My solution? Learn to live with the cotton. It's really quite beautiful during its season, and several bird species use it to line their nests. If you accept that cotton is a part of life on the prairie, you can simply transplant seedling cottonwood trees with local genetics and enjoy this graceful, giving tree for many years. Who knows? In 15 years, you might even discover that you got a naturally cottonless male!

8 comments:

~Gardener on Sherlock Street said...

I love cottonwood trees. While I knew on the females produced the cotton, I never knew the males and females had different colored blooms. Thanks for the info.

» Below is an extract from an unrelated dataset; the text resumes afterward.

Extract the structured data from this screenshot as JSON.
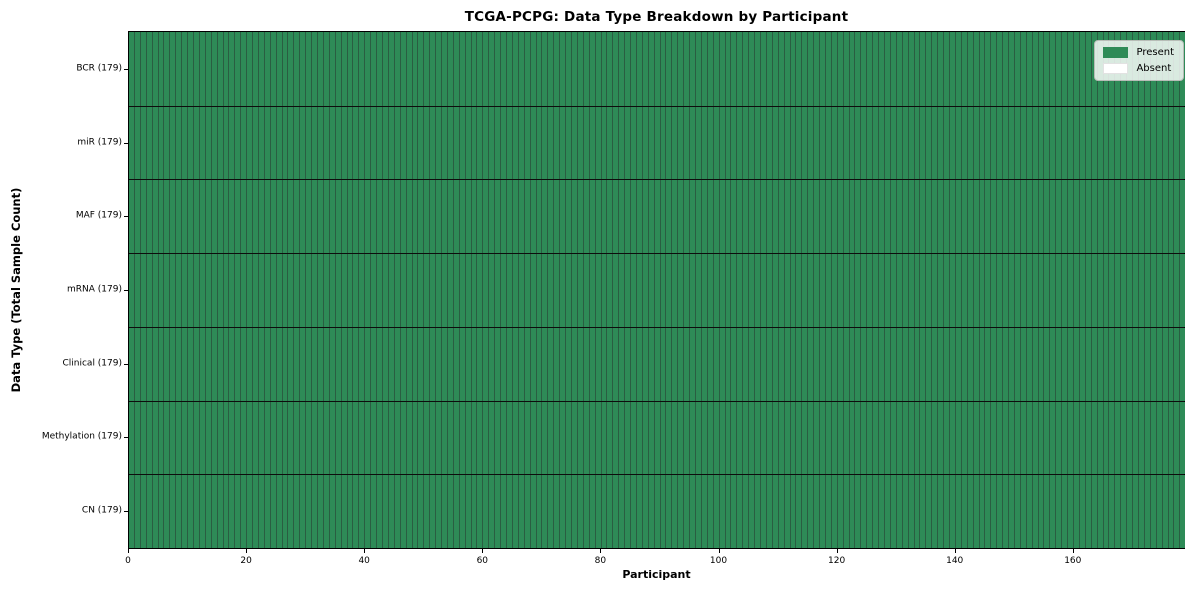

~Gardener on Sherlock Street said...

Ever since I read your blog about the male and female cottonwoods blooming different colors, I've been looking at the trees closer going "boy, boy, girl, boy..." :-)

David in Kansas said...

Good information! Now I know my cottonwood tree is a boy. I wondered why mine did not produce cotton. My neighbor's produce enough cotton for the whole neighborhood.
I heard that the natives called it the Rustling Tree or the Talking Tree because of the great sound they make in the Summer when the wind runs through their canopies.
I also heard that the end may be coming for Cottonwoods in Kansas because of the warmer than usual Fall temperatures. I haven't checked this last piece of news out though.

Anonymous said...

Thank you for your comprehensive write-up :-) As for my 26 ft tall 3 year old cottonwood planted in an old tomato garden I can finally say with certainty "It's a boy"!

Unknown said...

We bought a 17 year old home in Utah twenty three years ago. The back yard acre is blessed with a giant cottonwood that out-grew the playhouse we carefully built around it when our 5 boys were young. Our daughter's wedding reception photos were taken with this beautiful tree in the background. We have wonderful memories with this tree. However, our neighbor has tried to sue us to remove it. He and his wife hate the cotton. It is the last one in the neighborhood to throw and it is convenient for them to blame April thru June's cotton season on us. They do not speak to us - only in sneers and gossip talk. Everything mean thing they do (sweeping their driveway trash onto our drive way and being mean mouths) we feel a little flowing cotton pays them back generously! How grateful we are for a tree that does our bidding for us!

Gaia Gardener: said...

So sorry that your beautiful cottonwood tree has been the focus of attack by what sounds like a thoroughly unpleasant pair of neighbors. My condolences on living next door to these unhappy individuals, but kudos to you for standing strong and for celebrating the wonderful tree that you have the privilege of caring for. What a treasure you have in your yard!

Anonymous said...

We have 5 young cottonwoods on our property. It seems like 3 and 2 is the split between male female although they are too young for flowers. Two always leaf sooner than the others. Do male or female trees leaf earlier?

Gaia Gardener: said...

I've never known there to be a specific difference in leafing out time between male and female cottonwood trees, but it would certainly be worth observing. It would be great if you could "foretell" the sex of individual trees before they are actually old enough to produce flowers.

Differences in timing for leafing out can simply be related to normal genetic variability, though. We have 3 naturally occurring pignut hickory trees on our current property that show distinctly different schedules for leafing out. They vary by several weeks in both their timing of breaking dormancy in the spring and leaf drop in the fall. Genetic variability like this is one of the main reasons why native plant enthusiasts and certain other gardeners recommend using seed grown plants, rather than plants that come from cuttings or other "cloning" types of reproductive measures.

Certainly, as a gardener who is concerned about climate change, I am thankful for genetic variability, since certain changes may make it easier for particular individuals in a plant species to survive changing conditions.